In the biomass gasification process, biomass is converted to synthesis gas (syngas), a mixture of gases including carbon monoxide, carbon dioxide, methane, hydrogen and nitrogen. These components can then be reacted further to give a variety of value-added chemicals including alternative fuels. Choren Industries, a Germany-based alternative fuel company, is converting syngas into a hydrocarbon-based fuel suitable for use in the automotive industry. In this process, biomass is broken down into simple gaseous components, which can then be reassembled, in the presence of a cobalt catalyst, to give long-chain hydrocarbons. These resulting hydrocarbons are known as Sundiesel, and offer yet another sustainable and biomass-based alternative transport fuel. However, the use of energy in this process is very significant and the overall energy balance is poor due to the high energy costs.

Hydrothermal Upgrading

This approach is another example of supercritical (or near-supercritical) processing using water, rather than methanol, as the solvent. The temperatures are lower than those used in the gasification/pyrolysis regime.

Although this process can produce bio-oil from biomass, the oil is unstable and still contains a significant amount of oxygen. The oxygen content makes it immiscible with some components of fossil diesel, causing blending problems. In other aspects it represents a perfect solution to biomass pre-processing due to its low degree of complexity and independence of bio-catalysts and fermentation to ethanol.

However, an Australian start-up company, Licella Pty Ltd, has just announced a world breakthrough: it has produced the first stable bio-oil from woody waste.

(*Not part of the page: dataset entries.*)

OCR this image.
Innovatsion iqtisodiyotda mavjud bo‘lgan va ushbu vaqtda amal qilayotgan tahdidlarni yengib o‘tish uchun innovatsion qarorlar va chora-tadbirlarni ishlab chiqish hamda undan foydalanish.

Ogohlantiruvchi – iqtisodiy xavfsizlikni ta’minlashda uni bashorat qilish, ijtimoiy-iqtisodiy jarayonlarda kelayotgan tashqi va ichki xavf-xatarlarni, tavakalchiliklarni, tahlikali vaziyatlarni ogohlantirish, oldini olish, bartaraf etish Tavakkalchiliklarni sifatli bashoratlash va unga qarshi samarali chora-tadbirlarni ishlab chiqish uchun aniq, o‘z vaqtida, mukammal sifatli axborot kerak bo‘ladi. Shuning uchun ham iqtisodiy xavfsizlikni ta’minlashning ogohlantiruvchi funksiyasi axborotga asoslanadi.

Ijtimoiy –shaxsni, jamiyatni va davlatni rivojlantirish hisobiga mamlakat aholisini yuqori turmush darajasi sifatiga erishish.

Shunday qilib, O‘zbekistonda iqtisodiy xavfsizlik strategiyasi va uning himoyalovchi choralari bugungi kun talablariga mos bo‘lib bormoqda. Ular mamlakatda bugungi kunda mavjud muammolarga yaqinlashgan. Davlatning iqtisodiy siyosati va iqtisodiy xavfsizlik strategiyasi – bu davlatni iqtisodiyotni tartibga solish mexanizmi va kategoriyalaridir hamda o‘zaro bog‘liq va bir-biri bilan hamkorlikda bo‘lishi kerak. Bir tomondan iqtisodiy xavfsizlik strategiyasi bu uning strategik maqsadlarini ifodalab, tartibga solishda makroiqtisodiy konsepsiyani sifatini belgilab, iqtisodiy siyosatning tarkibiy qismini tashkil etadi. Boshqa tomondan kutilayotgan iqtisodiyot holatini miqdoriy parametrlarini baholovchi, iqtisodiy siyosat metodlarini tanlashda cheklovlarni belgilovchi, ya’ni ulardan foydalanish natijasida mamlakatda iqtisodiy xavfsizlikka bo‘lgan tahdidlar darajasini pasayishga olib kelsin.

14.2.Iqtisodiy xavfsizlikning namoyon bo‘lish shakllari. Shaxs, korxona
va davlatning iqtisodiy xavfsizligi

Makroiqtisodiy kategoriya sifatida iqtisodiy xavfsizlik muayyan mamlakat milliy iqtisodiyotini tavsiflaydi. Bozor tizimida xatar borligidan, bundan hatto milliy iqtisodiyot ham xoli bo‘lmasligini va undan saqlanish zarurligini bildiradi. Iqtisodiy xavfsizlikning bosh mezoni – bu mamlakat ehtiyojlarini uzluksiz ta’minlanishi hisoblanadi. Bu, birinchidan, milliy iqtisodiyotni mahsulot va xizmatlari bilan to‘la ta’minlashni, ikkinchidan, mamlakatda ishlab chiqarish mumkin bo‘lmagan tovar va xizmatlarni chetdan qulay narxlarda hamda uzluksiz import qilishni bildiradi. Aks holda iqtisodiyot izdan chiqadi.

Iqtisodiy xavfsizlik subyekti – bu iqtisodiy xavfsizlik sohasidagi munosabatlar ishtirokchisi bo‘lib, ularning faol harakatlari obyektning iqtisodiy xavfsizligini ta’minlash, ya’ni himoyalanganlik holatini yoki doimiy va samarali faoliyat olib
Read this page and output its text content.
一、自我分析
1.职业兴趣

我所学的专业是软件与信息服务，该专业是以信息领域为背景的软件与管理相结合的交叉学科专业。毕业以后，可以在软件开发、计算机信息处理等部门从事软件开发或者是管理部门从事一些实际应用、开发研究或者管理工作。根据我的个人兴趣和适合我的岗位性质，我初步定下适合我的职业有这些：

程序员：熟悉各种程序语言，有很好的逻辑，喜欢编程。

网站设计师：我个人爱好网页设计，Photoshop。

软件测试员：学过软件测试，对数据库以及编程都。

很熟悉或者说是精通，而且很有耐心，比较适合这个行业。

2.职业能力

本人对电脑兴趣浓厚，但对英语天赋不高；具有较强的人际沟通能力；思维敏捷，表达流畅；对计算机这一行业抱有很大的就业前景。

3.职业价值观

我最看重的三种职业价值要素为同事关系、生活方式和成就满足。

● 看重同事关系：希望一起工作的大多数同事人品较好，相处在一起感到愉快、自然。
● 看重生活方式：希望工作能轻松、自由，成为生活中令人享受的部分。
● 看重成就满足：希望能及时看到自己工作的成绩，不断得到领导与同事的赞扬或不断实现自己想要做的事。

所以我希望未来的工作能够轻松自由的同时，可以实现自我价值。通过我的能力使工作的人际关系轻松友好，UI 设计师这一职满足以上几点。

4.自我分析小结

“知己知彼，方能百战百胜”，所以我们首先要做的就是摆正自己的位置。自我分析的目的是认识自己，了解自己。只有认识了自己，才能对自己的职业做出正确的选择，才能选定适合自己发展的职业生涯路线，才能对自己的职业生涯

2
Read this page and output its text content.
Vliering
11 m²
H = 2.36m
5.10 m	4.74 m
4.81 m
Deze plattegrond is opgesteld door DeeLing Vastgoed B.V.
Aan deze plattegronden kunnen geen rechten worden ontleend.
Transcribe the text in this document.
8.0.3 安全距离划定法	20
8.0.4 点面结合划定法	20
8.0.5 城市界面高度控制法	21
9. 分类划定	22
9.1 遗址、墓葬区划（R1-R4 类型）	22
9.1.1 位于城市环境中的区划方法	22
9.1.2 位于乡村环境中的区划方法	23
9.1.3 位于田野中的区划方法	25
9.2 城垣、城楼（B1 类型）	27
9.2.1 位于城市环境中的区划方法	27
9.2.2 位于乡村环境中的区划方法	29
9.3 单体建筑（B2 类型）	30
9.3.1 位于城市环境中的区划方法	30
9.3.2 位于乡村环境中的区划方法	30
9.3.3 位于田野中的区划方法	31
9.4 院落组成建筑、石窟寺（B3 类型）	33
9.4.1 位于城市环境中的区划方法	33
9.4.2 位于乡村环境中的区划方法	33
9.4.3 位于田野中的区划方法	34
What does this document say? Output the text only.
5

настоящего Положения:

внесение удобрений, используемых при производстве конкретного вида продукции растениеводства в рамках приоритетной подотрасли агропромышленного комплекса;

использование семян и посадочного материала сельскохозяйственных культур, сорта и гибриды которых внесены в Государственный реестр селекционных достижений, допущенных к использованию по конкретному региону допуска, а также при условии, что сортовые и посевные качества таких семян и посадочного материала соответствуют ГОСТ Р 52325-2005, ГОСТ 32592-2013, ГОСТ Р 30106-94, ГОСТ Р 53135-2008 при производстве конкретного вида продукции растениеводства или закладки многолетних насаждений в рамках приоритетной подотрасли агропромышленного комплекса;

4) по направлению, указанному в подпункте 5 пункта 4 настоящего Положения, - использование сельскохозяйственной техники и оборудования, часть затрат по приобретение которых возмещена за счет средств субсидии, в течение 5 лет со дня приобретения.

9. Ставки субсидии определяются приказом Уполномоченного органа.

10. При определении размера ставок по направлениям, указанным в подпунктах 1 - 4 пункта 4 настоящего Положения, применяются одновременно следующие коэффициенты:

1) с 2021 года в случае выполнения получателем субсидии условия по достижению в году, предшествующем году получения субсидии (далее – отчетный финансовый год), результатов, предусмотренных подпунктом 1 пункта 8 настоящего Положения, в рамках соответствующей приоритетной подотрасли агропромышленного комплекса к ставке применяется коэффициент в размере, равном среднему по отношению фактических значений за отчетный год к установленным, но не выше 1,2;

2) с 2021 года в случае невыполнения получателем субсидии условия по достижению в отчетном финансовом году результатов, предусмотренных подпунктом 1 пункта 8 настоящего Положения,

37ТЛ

This can be blended with crude oil to make all the common refinery products sustainable (by the same percentage as bio-oil is blended), without the need to change the existing refinery infrastructure and allowing the current chemical feedstocks to remain the same. The authors view this announcement as the beginning of a global paradigm shift for transport fuels and the petrochemical industry, since it allows the introduction of a renewable source without the costly and time-consuming rebuild of global infrastructure.


A multitude of approaches exist to the fuels problem, each with merits and disadvantages. Biomass is part of the answer to sustainability issues and helps to combat the problems of greenhouse gases. By adopting the 12 principles of green chemistry, one of which includes the use of catalysts, we are well on our way to producing alternative fuels for a sustainable future.